E assim, sucessivamente nas demais frentes de combate onde nós participamos e embora com superioridade de 6 homens para um, São Paulo conseguiu agüentar durante três meses, de 23 de maio a 28 de setembro de 1932. Aí houve um acordo com o Governo Federal. São Paulo se rende, mas se rendeu de pé! Houve represálias para os grandes chefes. Para nós, como eu, o Mário e outros que eram soldados, cabos e sargentos, a volta aos quartéis depois de três meses de ausência da família. Para nós não tiveram represálias, a não ser a saudade daqueles que partiram para a Europa no exílio, perdoados depois pelo próprio presidente da República, com um decreto que ele diz assim: “sendo impossível punir todos os elementos do Exército brasileiro que participaram da Revolução de 1932 por estarem em lugares desconhecidos, o Governo Federal resolve então tornar sem efeito o decreto que exilou os nossos chefes políticos, Pedro de Toledo, General Klinger e outros elementos”. Então voltou a paz ao Brasil dos elementos que passaram vários meses na Europa curtindo a sua mágoa de ter participado da Revolução de 1932. Vocês vêem então que o espírito de civismo e brasilidade que reinava nos idos de 1932 sempre reinou no coração de jovens como vocês. É isso o que eu tinha a dizer. [Palmas].
[1] O Movimento Cultural Sepé-Tiaraju promoveu em 1993 diversas atividades no campo cultural. Além da palestra, alvo deste texto, promoveu um debate sobre Socialismo; produziu um jornal mimeografado intitulado “Movido à Álcool”; promoveu uma campanha de abaixo-assinado contra o desmatamento de uma área verde no Jardim Brasilândia; apresentou diversas propostas de indicações e leis a vereadores entre tantas outras.
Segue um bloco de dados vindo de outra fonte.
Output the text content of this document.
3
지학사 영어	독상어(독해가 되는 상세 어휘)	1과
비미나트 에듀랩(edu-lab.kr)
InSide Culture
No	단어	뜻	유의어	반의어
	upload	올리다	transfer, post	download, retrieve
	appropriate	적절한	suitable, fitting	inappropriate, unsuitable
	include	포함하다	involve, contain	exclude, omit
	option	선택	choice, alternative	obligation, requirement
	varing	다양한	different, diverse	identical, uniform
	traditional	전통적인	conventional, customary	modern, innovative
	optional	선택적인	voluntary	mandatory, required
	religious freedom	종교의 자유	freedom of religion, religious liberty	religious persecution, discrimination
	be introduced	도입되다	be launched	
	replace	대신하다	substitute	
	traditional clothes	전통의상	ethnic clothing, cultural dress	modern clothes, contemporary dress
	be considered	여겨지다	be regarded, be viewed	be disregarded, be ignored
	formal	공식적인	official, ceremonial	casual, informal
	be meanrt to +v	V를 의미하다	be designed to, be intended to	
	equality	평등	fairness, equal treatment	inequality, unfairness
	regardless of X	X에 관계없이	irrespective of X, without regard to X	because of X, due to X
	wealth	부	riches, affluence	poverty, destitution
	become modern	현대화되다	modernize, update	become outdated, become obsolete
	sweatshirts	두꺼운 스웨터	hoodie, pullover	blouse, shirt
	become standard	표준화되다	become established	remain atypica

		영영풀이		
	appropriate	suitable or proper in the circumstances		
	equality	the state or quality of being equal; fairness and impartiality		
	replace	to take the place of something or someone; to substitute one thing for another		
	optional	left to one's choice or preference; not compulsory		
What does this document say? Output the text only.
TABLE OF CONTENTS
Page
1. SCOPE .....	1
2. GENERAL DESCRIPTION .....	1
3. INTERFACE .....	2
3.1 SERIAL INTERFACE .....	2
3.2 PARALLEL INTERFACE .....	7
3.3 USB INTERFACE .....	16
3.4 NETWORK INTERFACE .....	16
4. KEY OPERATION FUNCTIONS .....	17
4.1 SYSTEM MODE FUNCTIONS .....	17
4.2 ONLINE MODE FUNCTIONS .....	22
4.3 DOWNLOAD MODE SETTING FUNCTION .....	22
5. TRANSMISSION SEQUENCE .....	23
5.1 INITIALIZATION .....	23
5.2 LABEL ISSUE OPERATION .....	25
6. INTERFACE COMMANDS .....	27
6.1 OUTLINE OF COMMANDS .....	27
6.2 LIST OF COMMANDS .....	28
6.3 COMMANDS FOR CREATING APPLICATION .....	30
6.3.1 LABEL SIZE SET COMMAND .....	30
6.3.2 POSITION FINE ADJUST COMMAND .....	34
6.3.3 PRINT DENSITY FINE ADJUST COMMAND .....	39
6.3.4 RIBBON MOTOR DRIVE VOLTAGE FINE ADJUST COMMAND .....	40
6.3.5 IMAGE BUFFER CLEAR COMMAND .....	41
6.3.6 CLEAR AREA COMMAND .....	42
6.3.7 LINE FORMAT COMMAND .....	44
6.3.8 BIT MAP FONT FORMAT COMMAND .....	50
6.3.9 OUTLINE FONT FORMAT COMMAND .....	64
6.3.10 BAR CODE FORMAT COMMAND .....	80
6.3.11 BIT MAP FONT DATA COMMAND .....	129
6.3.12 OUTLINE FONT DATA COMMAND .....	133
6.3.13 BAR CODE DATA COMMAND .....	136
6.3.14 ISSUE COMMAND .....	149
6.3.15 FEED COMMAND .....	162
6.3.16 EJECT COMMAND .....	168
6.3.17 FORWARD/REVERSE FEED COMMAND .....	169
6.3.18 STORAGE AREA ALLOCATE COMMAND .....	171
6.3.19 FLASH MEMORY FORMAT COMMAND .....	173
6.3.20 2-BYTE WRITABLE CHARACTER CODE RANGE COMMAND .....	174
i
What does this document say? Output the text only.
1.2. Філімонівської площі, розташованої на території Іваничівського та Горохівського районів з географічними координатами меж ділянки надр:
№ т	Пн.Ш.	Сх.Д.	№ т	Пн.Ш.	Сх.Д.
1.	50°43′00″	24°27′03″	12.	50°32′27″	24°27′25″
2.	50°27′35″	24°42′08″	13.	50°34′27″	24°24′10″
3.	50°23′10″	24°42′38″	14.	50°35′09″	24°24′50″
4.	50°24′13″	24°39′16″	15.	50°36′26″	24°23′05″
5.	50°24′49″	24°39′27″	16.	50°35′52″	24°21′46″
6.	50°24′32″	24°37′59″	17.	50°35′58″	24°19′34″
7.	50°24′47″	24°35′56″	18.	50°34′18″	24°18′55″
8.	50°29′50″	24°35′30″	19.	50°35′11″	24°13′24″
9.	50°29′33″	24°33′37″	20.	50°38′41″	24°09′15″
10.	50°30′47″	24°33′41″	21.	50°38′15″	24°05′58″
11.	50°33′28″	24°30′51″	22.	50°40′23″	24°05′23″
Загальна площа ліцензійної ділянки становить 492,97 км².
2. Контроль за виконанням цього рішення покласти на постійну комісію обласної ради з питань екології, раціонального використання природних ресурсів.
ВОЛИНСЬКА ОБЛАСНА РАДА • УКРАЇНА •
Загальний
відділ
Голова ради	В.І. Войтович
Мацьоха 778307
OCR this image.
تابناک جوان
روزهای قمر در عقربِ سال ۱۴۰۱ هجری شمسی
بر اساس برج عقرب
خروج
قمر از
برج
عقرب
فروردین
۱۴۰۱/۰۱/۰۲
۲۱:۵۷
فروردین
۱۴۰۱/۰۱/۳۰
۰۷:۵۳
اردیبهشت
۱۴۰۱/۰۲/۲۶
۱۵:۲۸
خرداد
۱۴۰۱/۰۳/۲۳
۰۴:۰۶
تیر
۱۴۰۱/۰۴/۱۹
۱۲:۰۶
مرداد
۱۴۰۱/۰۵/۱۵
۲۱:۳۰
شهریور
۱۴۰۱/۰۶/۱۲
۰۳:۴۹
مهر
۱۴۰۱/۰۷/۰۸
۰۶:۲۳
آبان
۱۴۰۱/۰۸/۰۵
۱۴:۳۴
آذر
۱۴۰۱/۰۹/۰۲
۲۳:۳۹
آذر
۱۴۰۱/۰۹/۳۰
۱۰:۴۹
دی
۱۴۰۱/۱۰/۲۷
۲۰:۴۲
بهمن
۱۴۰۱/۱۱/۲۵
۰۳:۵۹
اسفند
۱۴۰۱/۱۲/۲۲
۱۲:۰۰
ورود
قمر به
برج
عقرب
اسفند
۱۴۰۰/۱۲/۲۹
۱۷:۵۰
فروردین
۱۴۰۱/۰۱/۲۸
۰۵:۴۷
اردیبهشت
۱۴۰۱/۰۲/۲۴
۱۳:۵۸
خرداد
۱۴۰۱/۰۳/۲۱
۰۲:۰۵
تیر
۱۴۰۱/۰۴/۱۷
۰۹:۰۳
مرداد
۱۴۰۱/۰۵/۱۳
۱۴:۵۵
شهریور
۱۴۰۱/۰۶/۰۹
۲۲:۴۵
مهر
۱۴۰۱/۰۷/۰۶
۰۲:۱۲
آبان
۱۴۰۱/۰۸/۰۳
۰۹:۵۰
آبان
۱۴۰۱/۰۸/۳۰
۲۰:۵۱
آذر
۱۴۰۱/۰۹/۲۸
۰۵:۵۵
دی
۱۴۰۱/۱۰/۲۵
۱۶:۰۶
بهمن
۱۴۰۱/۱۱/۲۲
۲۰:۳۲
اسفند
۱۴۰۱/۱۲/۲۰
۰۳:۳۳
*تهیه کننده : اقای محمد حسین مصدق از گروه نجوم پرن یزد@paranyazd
O Movimento ainda foi responsável por auxiliar Grêmios Estudantis em sua organização, promoveu exposições de desenhos e também de poesias. Dentre os jovens mais atuantes, estavam os fundadores do Movimento: Carlos Carvalho Cavalheiro, Carlos Alberto Muniz dos Santos e Mozart Jorge Dobosz Araújo.
[2] Parece que houve um equívoco: deveria ser “início” e não “término” da Revolução.
[3] Possivelmente, refira-se ao fato de ter circulado à época que o movimento queria a separação do Estado de São Paulo do restante do Brasil.